Bas Dijkstra
INSPIRED TESTING (NL)

Biography

I help people to become better test automation engineers, and teams and organizations to improve their test automation efforts. I do so through consulting, corporate training, public speaking and writing on my own blog as well as for various industry publications.
Tutorial: Improving your integration testing efforts with consumer-driven contract testing

Monoliths are dead. Or, at the very least, they are quickly going the way of the dinosaur. Modern applications are built out of loosely coupled, independent components (i.e., microservices) that communicate with one another through standardized protocols and message formats (HTTP, REST, …).

While this is a blessing for software development, as it enables quick deployments and parallel development, among other things, it does pose some additional challenges in terms of integration and E2E testing. At all times, you want to be informed about whether all of the components and services that make up your application can still communicate with one another. Setting up large scale test environments for all of these components, either using ‘the real thing’ or stubs, can quickly become a Herculean task.

Contract testing is an approach that is meant to address these challenges of large-scale integration and E2E testing in distributed environments. It is not a new technique, in fact, it has been around for several years now, but unfortunately there is a lack of good introductions, examples and use cases that clearly show the added value of contract testing, and how it can help speed up integration testing.

This workshop is meant to address that. Using a (fictional, but based on real experience) use case, the participants will go through the following steps:

* The challenges of integration testing in distributed environments
If you’re working on a monolith and all components of a system are developed in the same team or department, integration testing is relatively easy. Once the monolith is deployed, you can start testing. However, if a system consists of small, independent components, teams quickly start to struggle. Are all components available for testing? Is development ready? Is all required test data in place? How about versioning? The higher the level of distribution, the more difficult this gets.

In this step, I’ll introduce the players in the arena: two API consumers from different teams that would like to communicate with a single API provider, developed in a different department.

* Introducing contract testing
As a potential solution to the integration testing challenges, I’ll introduce the concept of contract testing and how it differs from (and augments) traditional functional and integration testing.

In this step, I’ll introduce Pact, and together we will go through a complete contract testing cycle. This helps participants grasp what contract testing really is about and how it addresses the issues we talked about earlier.

* Changes over time
As systems evolve, new changes will be implemented both on the consumer and on the provider side. But what effect does that have on the ability for consumers and providers to work together?

In this step, I will introduce a couple of changes on the consumer side that lead to updated contracts. The participants will see what effect this has on the contracts and the contract testing process (i.e., how this breaks the testing pipeline). In this way, they will experience first-hand the types of potential integration issues that contract testing is meant to detect and signal.

* A new kid on the block
As participants will have seen by now, contract testing can be a great addition to an integration testing strategy. However, introducing contract testing means adding new tools and new ways of working, which is a pretty big first step for a lot of teams. The concept of bi-directional contracts (https://pactflow.io/blog/bi-directional-contracts/) is meant to address that challenge.

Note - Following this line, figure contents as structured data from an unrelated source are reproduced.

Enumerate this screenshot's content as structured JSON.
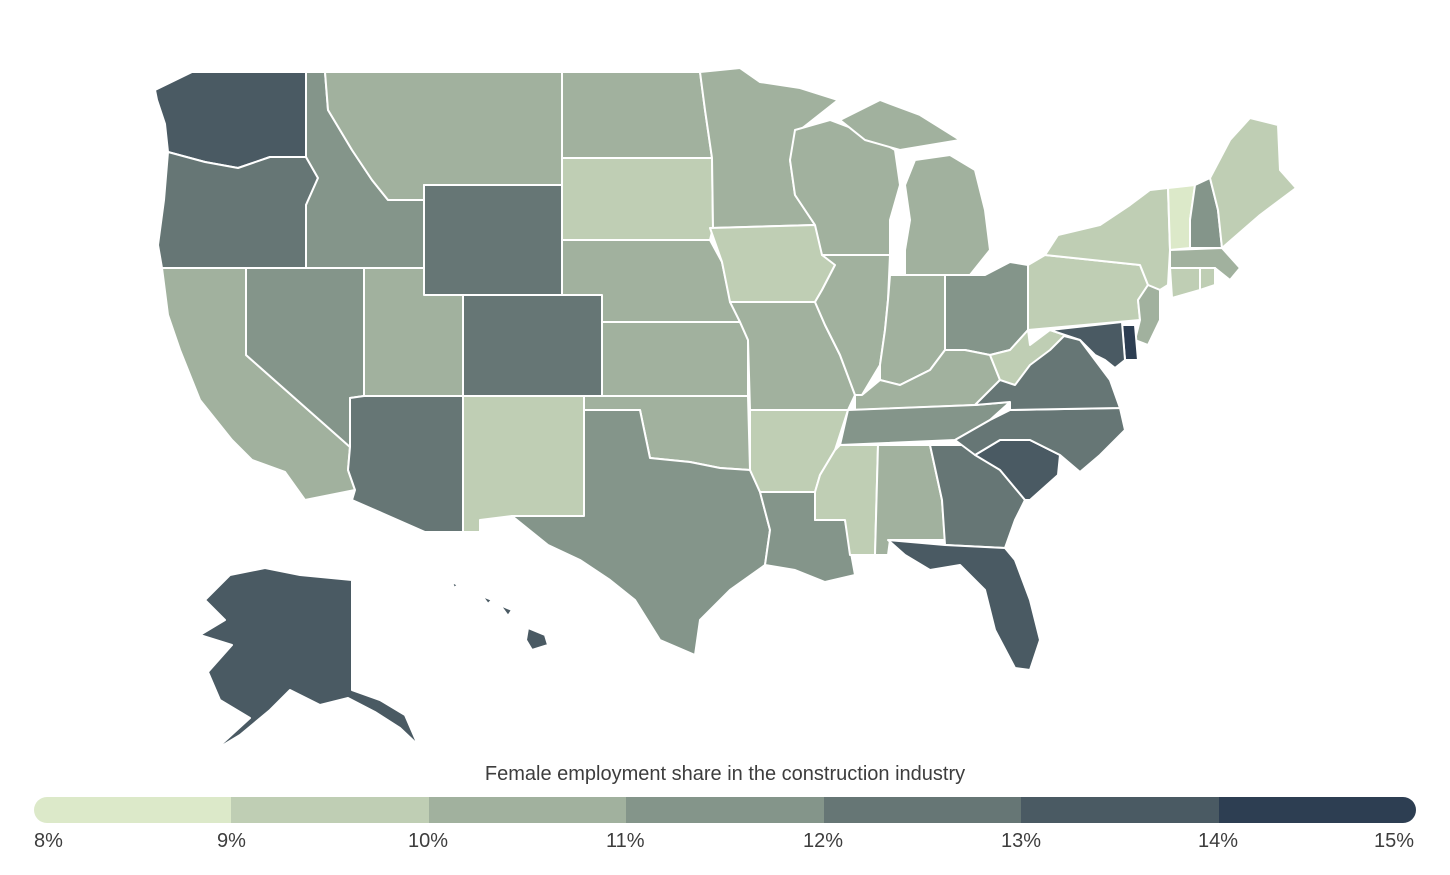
{
  "legend": {
    "title": "Female employment share in the construction industry",
    "ticks": [
      "8%",
      "9%",
      "10%",
      "11%",
      "12%",
      "13%",
      "14%",
      "15%"
    ],
    "colors": [
      "#dce9c9",
      "#bfceb4",
      "#a1b19e",
      "#84958a",
      "#667675",
      "#4a5a63",
      "#2d3e52"
    ]
  },
  "states": {
    "WA": "#4a5a63",
    "OR": "#667675",
    "CA": "#a1b19e",
    "ID": "#84958a",
    "NV": "#84958a",
    "MT": "#a1b19e",
    "WY": "#667675",
    "UT": "#a1b19e",
    "CO": "#667675",
    "AZ": "#667675",
    "NM": "#bfceb4",
    "ND": "#a1b19e",
    "SD": "#bfceb4",
    "NE": "#a1b19e",
    "KS": "#a1b19e",
    "OK": "#a1b19e",
    "TX": "#84958a",
    "MN": "#a1b19e",
    "IA": "#bfceb4",
    "MO": "#a1b19e",
    "AR": "#bfceb4",
    "LA": "#84958a",
    "WI": "#a1b19e",
    "IL": "#a1b19e",
    "MI": "#a1b19e",
    "IN": "#a1b19e",
    "OH": "#84958a",
    "KY": "#a1b19e",
    "TN": "#84958a",
    "MS": "#bfceb4",
    "AL": "#a1b19e",
    "GA": "#667675",
    "FL": "#4a5a63",
    "SC": "#4a5a63",
    "NC": "#667675",
    "VA": "#667675",
    "WV": "#bfceb4",
    "PA": "#bfceb4",
    "NY": "#bfceb4",
    "VT": "#dce9c9",
    "NH": "#84958a",
    "ME": "#bfceb4",
    "MA": "#a1b19e",
    "CT": "#bfceb4",
    "RI": "#bfceb4",
    "NJ": "#a1b19e",
    "DE": "#2d3e52",
    "MD": "#4a5a63",
    "AK": "#4a5a63",
    "HI": "#4a5a63"
  }
}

In this step, I’ll introduce a second API provider and show how they can be added to the existing contract testing setup using their existing contract (API) specifications, without the need for implementing full-blown ‘traditional’ contract testing.

At the end of this workshop, participants will have a good overview of the concept of contract testing, they will have gained hands-on experience with contract testing and they will have seen what it takes to introduce contract testing in their software development lifecycle. All code from the workshop will be available through GitHub, giving the participants an example they can replay from the comfort of their own home or office.

 

Presentation: Mutation testing for fun and profit – Improving the quality of your unit tests

Test automation plays an important role in safeguarding the quality of your code and your software. But who tests your tests? What do you know about the quality of your tests?

In this talk, you’ll see different ways in which your tests can deceive you and give you a false sense of security. You’ll also learn about mutation testing, a technique that helps you get insight into the quality of your tests. You’ll see how mutation testing works in practice by means of a live demo on a Java code base.